As I walked home from the bar swaying gently in the spring air I thought about this universal truth and Frank Klausz.
Frank Klausz, whom I have never met, is one of my favorite woodworkers. My first interaction with him was way back in the day when he tested a pre-release pair of the Gramercy carcase saws made by yours truly. He liked them, and thusly I loved him.
Fast forward a year or two to his Popular Woodworking three minute dovetail video. I can get down with Dovetail fetishism, but what I really like about dovetailing is the practicality, speed, and strength of a bang-up dovetail. As I watched Mr. Klausz pound together that three minute dovetail I swooned.
I've been looking for a project to use bang-up dovetails on ever since and finally decided on a tool box sized to my most used planes, measures, saws, chisels and rasps. I chose cedar in homage to a tool box my mother owns.
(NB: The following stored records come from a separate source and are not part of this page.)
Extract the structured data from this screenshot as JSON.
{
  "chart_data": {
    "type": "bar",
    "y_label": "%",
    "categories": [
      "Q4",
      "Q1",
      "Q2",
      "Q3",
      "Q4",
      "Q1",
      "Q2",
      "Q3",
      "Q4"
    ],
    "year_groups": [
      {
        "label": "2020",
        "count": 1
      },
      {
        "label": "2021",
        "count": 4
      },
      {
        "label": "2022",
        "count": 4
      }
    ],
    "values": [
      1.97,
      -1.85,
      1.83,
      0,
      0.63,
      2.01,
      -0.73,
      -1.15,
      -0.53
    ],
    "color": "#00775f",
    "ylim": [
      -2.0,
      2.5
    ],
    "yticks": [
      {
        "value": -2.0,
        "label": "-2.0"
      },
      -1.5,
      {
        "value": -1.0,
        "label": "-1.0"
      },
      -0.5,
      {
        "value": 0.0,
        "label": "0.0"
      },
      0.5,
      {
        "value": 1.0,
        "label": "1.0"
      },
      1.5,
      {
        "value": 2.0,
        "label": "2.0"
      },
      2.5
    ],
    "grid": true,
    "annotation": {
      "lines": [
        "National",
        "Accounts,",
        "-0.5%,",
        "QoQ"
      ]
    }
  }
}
I marked out using my die-makers square, and did the initial wasting with a my bow saw. I pared down the tails on the edge of the board to keep from splitting off the pins, but the rest are left as is so they will pound together.
On cedar I use a 25 tpi rasp for truing up the bottoms of dovetails. I used to use mithril chisels quenched in dragon's blood and sharpened on a strop of virgin unicorn, but they would occasionally crush the grain, so I switched.
I powered through the dovetails and and glued-up using ye olde traditionale parachute corde and 2x4e clampe methode. The box is strong as hell, a little shabby, and fits around my #7 perfectly. I made some corner braces out of a small re-purposed walnut shelf. The corner braces are shaped to hold two trays: one for my collection of Starrett and one for my chisels and rasps. The Starrett shelf will actually be a machined aluminum box, courtesy of Bridget. The lid will hold my Gramercy dovetail and sash saws.
With the corner pieces cut I started poking around my box of scrap wood looking for something to spring into place diagonally to hold the corner braces. I found one but just as I was about start gluing in the corners while belting out an atonal third chorus of Knocking on Heaven's Door Eleanor phoned.
Death waits for no man. The lesser known foot note of to truism is that death is impatient with female rats. Gandolf, twin sister of Who Cares has died.The tool box, and Guns and Roses, will have to wait. It's rat coffin time.